Some of the ongoing health considerations for runt cats include their susceptibility to viruses, dental issues from having a small jaw, and potential joint problems from dwarfism. However, providing excellent nutrition, limiting stress, and regular vet checkups can help minimize health issues (source).

In terms of behavior, runt cats often retain kitten-like personalities and energy levels throughout adulthood. Their small stature does not negatively impact their cognition or temperament. If anything, runts tend to be highly intelligent, sociable, playful, and affectionate cats. They have big personalities packed into a petite frame!

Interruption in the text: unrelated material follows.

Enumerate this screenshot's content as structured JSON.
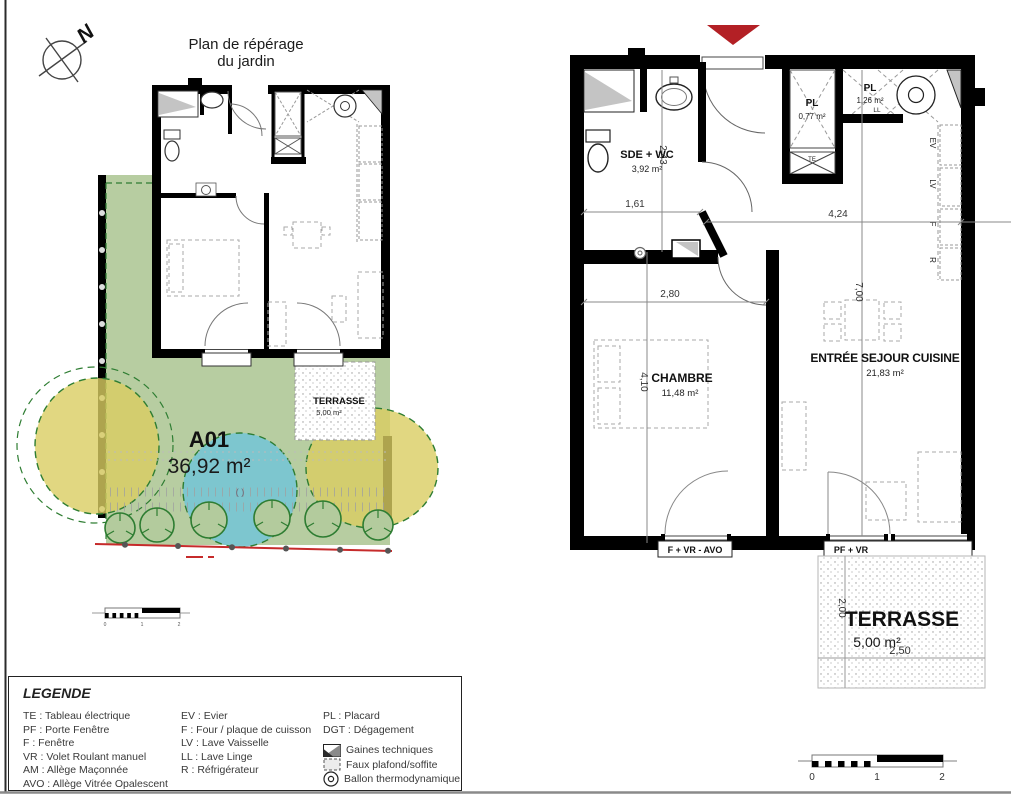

When to Avoid Breeding a Runt Cat

While runt kittens can often grow into healthy, happy cats, there are some cases when breeding a runt cat is not recommended:

If the runt has significant genetic disorders that could be passed down, it’s best to spay or neuter them and avoid breeding. Issues like heart defects, respiratory problems, and digestive disorders have a higher likelihood in runts and could impact their kittens (source).

Extremely small runts, especially those under 2 lbs at 8 weeks, may have trouble in pregnancy and delivery due to their petite size. The kitten’s safety should come first in these cases (source).

Kittens that required significant medical intervention as newborns are not ideal candidates for future breeding. Issues like fading kitten syndrome, blood sugar crashes, and birth defects place stress on a kitten’s system. It’s best to avoid passing these vulnerabilities on (source).

If your vet has concerns about a runt cat reproducing due to health risks, it’s important to follow their guidance. An experienced vet can assess the kitten’s development and make the best reproductive recommendations.